Die Handlung nimmt den Leser mit auf eine Reise, die so weit mehr als bloßes Urlaubsgepäck umfasst. Denn hinter dem italienischen Roadtrip, der vielversprechend nach Sonne, Meer und Freiheit klingt, spürt man schnell, dass es um familiäre Bande, alte Verletzungen und das erneute Findens des eigenen Lebenssinns geht. Netti mit ihrem trockenen Humor und einem Herzen, das manchmal klammern will, ist eine Figur, bei der man zwischen Schmunzeln, Stirnrunzeln und Mitgefühl hin- und herpendelt. Ihr Vater Bruno ist mit all seinen Ecken und Kanten ebenso lebendig gezeichnet – und die wachsende Reisegruppe macht das Ganze zu einem heiteren wie chaotischen Abenteuer.
Franka Blooms Schreibstil ist angenehm locker und nahbar, ohne sich in Klischees zu verlieren. Die Dialoge sprühen vor Lebendigkeit, und die Beschreibungen fühlen sich an wie ein kleines, warmes Plädoyer fürs Durchatmen – auch wenn das Leben öfter mal dazwischenfunkt. Besonders gut gefallen hat mir, wie die Autorin die Balance zwischen Humor und ernsteren Momenten hält, sodass sich das Buch wie ein gute Freundin liest, die ehrlich rät, statt zu moralisieren.
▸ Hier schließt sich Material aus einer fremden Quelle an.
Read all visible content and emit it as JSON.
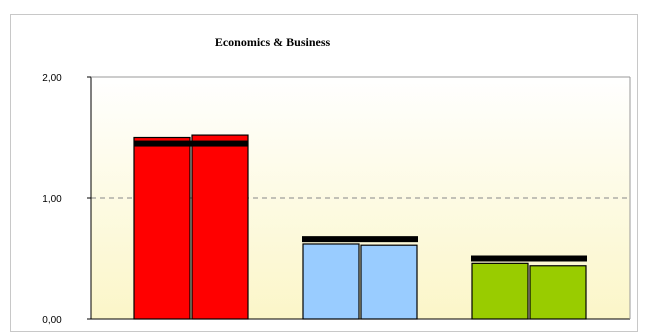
{
  "chart_data": {
    "type": "bar",
    "title": "Economics & Business",
    "xlabel": "",
    "ylabel": "",
    "ylim": [
      0,
      2
    ],
    "yticks": [
      "0,00",
      "1,00",
      "2,00"
    ],
    "yticks_values": [
      0,
      1,
      2
    ],
    "reference_line": 1.0,
    "groups": [
      {
        "color": "#ff0000",
        "bars": [
          1.5,
          1.52
        ],
        "marker": 1.45,
        "marker_span": "both"
      },
      {
        "color": "#99ccff",
        "bars": [
          0.62,
          0.61
        ],
        "marker": 0.66,
        "marker_span": "group"
      },
      {
        "color": "#99cc00",
        "bars": [
          0.46,
          0.44
        ],
        "marker": 0.5,
        "marker_span": "group"
      }
    ]
  }
}
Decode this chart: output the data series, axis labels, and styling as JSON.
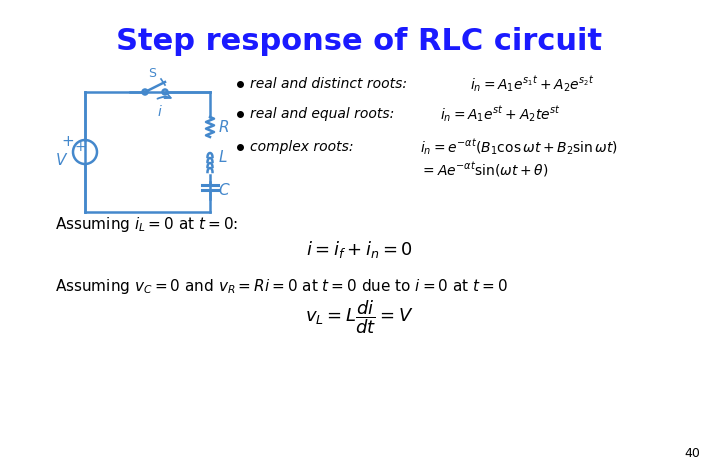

Ein kleiner Haken: Manchmal hätte ich mir gewünscht, dass die Seiten noch ein bisschen tiefer in die Gefühlswelt der Protagonistin eintauchen – stellenweise blieb’s mir etwas zu oberflächlich, gerade wenn es um die Beziehung zu ihrem Vater geht. Aber das ist Meckern auf hohem Niveau, denn generell zieht einen die Geschichte trotz kleiner Schwächen schön in den Bann.
Wer also Lust auf eine warme, nicht perfekt aber dafür echt erzählte Geschichte hat, die Familie in all ihrer Unordnung zeigt, ohne den Humor zu verlieren, liegt hier genau richtig. „Andere nennen es Urlaub“ ist kein klassischer Wohlfühlurlaub – eher ein ehrlicher Trip durch das wilde Terrain des Lebens.
4 von 5 Sternen.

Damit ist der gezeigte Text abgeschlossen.